Мэйвис посмотрела на меня с беспокойством и состраданием на лице.
– Я боялась, что это так… – нервно начала она.
– О, здесь нечего бояться и не на что надеяться, – сказал я с нажимом. – Она сделала это. И можете ли вы догадаться, почему она это сделала? Потому что она сошла с ума от собственной порочности и похоти, потому что она любила преступной любовью моего друга Лучо Риманеза.
Мэйвис негромко вскрикнула, как от боли, и села, бледная и дрожащая.
– Я уверен, вы умеете быстро читать, – продолжал я. – Частью профессии литератора является способность быстро просматривать книги и рукописи и схватывать их суть за несколько минут – прочтите это, – и я протянул ей свернутые страницы предсмертного письма Сибил. – Позвольте мне остаться здесь, пока вы не узнаете, какой она была женщиной, и рассудите, стоит ли, несмотря на ее красоту, сожалеть о ней.
– Простите меня, – мягко сказала Мэйвис, – я бы предпочла не читать то, что не предназначено для моих глаз.
– Но это предназначено для ваших глаз, – нетерпеливо возразил я. – По-видимому, это предназначено для всеобщего ознакомления – оно не адресовано никому в частности. Здесь есть упоминание о вас. Я прошу – нет, я приказываю вам прочитать это! Мне нужно знать, что вы об этом думаете, ваш совет; возможно, после прочтения вы скажете, какую эпитафию мне следует поместить на надгробии в честь священной и дорогой памяти о ней.

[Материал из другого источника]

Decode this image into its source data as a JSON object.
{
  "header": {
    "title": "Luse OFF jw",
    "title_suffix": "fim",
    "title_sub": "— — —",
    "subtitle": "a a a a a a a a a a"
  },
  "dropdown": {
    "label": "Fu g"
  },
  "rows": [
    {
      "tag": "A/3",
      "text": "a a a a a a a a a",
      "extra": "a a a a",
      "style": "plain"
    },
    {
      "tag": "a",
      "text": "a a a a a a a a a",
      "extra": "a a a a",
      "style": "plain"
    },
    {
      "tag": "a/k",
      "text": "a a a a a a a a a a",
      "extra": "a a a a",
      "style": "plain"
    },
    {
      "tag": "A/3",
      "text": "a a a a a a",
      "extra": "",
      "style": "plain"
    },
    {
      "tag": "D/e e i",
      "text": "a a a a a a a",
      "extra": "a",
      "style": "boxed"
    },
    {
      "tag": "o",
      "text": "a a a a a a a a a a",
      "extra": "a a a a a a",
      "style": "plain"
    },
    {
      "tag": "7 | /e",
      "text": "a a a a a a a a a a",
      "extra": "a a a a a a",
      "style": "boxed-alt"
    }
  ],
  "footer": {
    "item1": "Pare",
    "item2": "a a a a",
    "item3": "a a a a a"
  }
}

Я прикрыл лицо рукой, чтобы скрыть горькую улыбку, которая, как я знал, выдала бы мои мысли, и подтолкнул рукопись к ней. Очень неохотно она взяла ее и, медленно развернув, начала читать. На несколько минут воцарилась тишина, нарушаемая только потрескиванием поленьев в камине и ровным дыханием собак, что удобно растянулись у огня. Я украдкой взглянул на женщину, чьей славе я завидовал, – на девичью фигуру, венец мягких волос, – изящное, склоненное чувственное лицо, – маленькую белую классическую ручку, которая так твердо и в то же время так нежно держала исписанные листы бумаги, – руку самой Психеи из греческого мрамора – и я подумал, насколько недальновидны некоторые ослы-литераторы, полагающие, что им удастся помешать таким женщинам, как Мэйвис Клэр, завоевать все, что могут предложить слава или состояние. Подобная головка, хоть и светлокудрая, словно ждущая ласки, маленькая, с идеальными чертами, не предназначалась для того, чтобы склоняться перед низшими существами, будь то мужчины или женщины, этот решительный маленький подбородок, изящно подчеркнутый светом камина, был наглядным свидетельством силы воли и неукротимо высоких амбиций его обладательницы, – и все же… нежные глаза, нежный рот – разве это не свидетельствовало о самой сладкой любви, самой чистой страсти, которая когда-либо находила место в женском сердце? Я погрузился в мечтательные размышления, я думал о многих вещах, которые не имели отношения ни к моему собственному прошлому, ни к настоящему. Я понял, что иногда Бог создает гениальную женщину с разумом мыслителя и душой ангела и что такая женщина обязательно станет судьбоносной для всех смертных, менее одаренных Богом, и прославит мир, в котором обитает. Размышляя таким образом, я изучал лицо и фигуру Мэйвис Клэр, я видел, как ее глаза наполнялись слезами, когда она читала дальше – интересно, почему она должна плакать над этим «прощальным письмом», оставившим меня равнодушным и черствым? Я вздрогнул, словно очнувшись ото сна, когда ее дрожащий от боли голос нарушил тишину, она вскочила, уставившись на меня так, словно увидела нечто ужасное.
– О, неужели вы настолько слепы, – воскликнула она, – что не видите, что это значит? Неужели вы не понимаете? Разве вы не знаете, кто ваш злейший враг?
– Мой злейший враг? – изумленно повторил я. – Вы удивляете меня, Мэйвис, – какое отношение я, мои враги или друзья имеем к последнему признанию моей жены? Она бредила – от яда и страсти, она не могла сказать, как вы видите по ее последним словам, мертва она или жива, – то, что она вообще могла это написать при таких обстоятельствах, само по себе явилось феноменальным усилием, но лично ко мне это не имеет никакого отношения.